My cosplay character wears gloves most of the time as a precaution and protection for those around her.  Since I don’t want to make or wear long silk gloves I had to think of something else.  Going with a more masculine take on the character I wanted gloves that had more of a tactical/military feel to them.  The chances of finding them in yellow, naturally, was slim to none.  Thinking along the same lines as the pants, I looked for gloves that were white and I could change the color scheme.

What I found were Fox sport glove knock-offs.  For those that don’t know, many products produced in China will come from factories that operate on 12-16 hour days.  At the end of the day the factory stops producing the name brand and the workers go home.  Then a new shift of workers come in and begin manufacturing basically the same product with only slightly different materials.  The gloves I purchased were described as a military tactical motorcycle gloves and priced at about $12.  The Fox symbol is clearly visible but never mentioned in the listing.  When received the gloves have the Fox symbol AND the Fox trade name on the Velcro clasp.  My biggest concern was the fact that I purchased the gloves from a Chinese seller.  If they took my money and didn’t provide the product my savings go from 75% to 0 in a heartbeat.

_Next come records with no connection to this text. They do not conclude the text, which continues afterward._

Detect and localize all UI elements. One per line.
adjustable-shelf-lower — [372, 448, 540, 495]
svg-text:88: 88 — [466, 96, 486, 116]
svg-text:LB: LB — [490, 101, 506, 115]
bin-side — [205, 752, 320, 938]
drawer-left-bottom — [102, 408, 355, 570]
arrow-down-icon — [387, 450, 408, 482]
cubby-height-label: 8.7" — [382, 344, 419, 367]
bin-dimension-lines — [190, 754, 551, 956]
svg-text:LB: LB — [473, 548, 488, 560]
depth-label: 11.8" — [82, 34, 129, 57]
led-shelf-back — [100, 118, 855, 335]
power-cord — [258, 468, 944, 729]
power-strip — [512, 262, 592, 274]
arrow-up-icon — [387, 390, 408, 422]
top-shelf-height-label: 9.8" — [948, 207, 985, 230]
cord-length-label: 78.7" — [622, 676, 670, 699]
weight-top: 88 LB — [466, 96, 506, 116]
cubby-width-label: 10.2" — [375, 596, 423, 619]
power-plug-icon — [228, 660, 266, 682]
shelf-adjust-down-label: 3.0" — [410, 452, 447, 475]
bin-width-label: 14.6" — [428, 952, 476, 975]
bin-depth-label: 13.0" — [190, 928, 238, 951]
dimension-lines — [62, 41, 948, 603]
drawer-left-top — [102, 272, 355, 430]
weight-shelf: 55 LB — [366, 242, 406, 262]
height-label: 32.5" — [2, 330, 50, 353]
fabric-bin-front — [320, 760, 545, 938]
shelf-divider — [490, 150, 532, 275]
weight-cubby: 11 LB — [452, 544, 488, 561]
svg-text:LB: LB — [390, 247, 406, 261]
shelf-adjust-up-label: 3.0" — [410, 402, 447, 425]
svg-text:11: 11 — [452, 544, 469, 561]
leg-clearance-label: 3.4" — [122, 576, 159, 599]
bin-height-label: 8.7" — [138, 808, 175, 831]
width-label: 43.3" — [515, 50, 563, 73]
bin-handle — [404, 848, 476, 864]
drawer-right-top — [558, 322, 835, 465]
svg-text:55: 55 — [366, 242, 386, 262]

Once I received the gloves the next hurdle required a little research.  Since the gloves contain a number of different materials in the construction, getting the coloring right was going to be tricky.  There’s neoprene, leather, artificial leather, and plastic.  I knew the hardest would be the neoprene and the most difficult would be the leather.  Let me clarify.  Neoprene is designed to be resistant to chemicals and liquids.  This means getting it to accept some type of chemical solution to change its color would be insanely hard.  It’s just designed to prevent that.  Meanwhile leather requires chemicals to remove protective coatings, chemicals to change the color and then more chemicals to protect the new color.  All administered by hand.  While it may not be particularly hard work, it’s still work.

The first thing I did was use a deglazing solution to remove the protectant coating on the leather.  If I had it to do over I would not have bothered.  The fumes where incredibly overwhelming.  In the short time that I had the bottle open and was applying it to the leather I became light headed.  And I only deglazed the leather on the back of the gloves.  The leather/suede palms were untouched.  The fumes were so strong that I did a pretty half assed job of deglazing the second glove.  I was more concerned with getting the bottle closed and the air cleared before I wound up drooling on the floor.

This is where the wishful thinking comes in.  After the deglazing I threw the gloves into the pot with my pants and shirt to be dyed yellow.  I didn’t have a lot of hope for this because of the materials but I figured I had a second pair available so I could experiment on this on.  The only part of the gloves that accepted the color was the leather.  The palms and the back of the gloves came out an acceptable yellow.  The stitching, ironically, remained white.  The remainder of the gloves remained white.  I had hoped the nylon type webbing would have accepted the color as well.

With a large percentage of the gloves left to turn yellow I turned to the internet for ideas.  After several google searches I could only find one real suggestion for changing the color of neoprene.  Sharpies.  Yeah, sharpies.  Most of these sharpie suggestions also came from diving sites.  Since divers tend to wear neoprene diving suits I was reluctant but willing to defer to their greater knowledge of the material.  So after several drinks one night I grabbed my yellow sharpie and started coloring.

"Dying" process
“Dying” process

I was extremely happy with the results.  While not perfect I am more than satisfied with the finished product.  The yellow of the sharpie and the dye are different hues but I don’t think this is an issue.  The webbing, when worn, shows some uneven coloring.  There are areas of darker ink saturation and other areas that appear lighter because of lower ink saturation.  The rubber and the neoprene colored extremely well.  Those divers seem to know what they’re talking about.

As I mentioned before, if I had it to do over I would not bother with deglazing and dying the leather.  Given how well the sharpie worked I might think about leaving the leather white or coloring it with the sharpie as well.  I am concerned with streaking the leather in this manner.

I am beginning to think that Sharpies are a cosplayers best friend.  Using them on the gloves, while the most extensive, is certainly not the last time I used their color changing capabilities.  While sewing a patch onto a jacket I used a thread that only matched part of the patch.  As I was sewing by hand this was hardly a perfect job.  Once I finished I used a sharpie to color the thread to match the corresponding area.  Making the work less visible and the costume more aesthetically pleasing.  I can see them being used to touch up colors in other fabrics, leathers and latex where normal wear creates scuffing or chipping.  Given the price I think purchasing a set with a variety of colors would be useful to anybody starting out.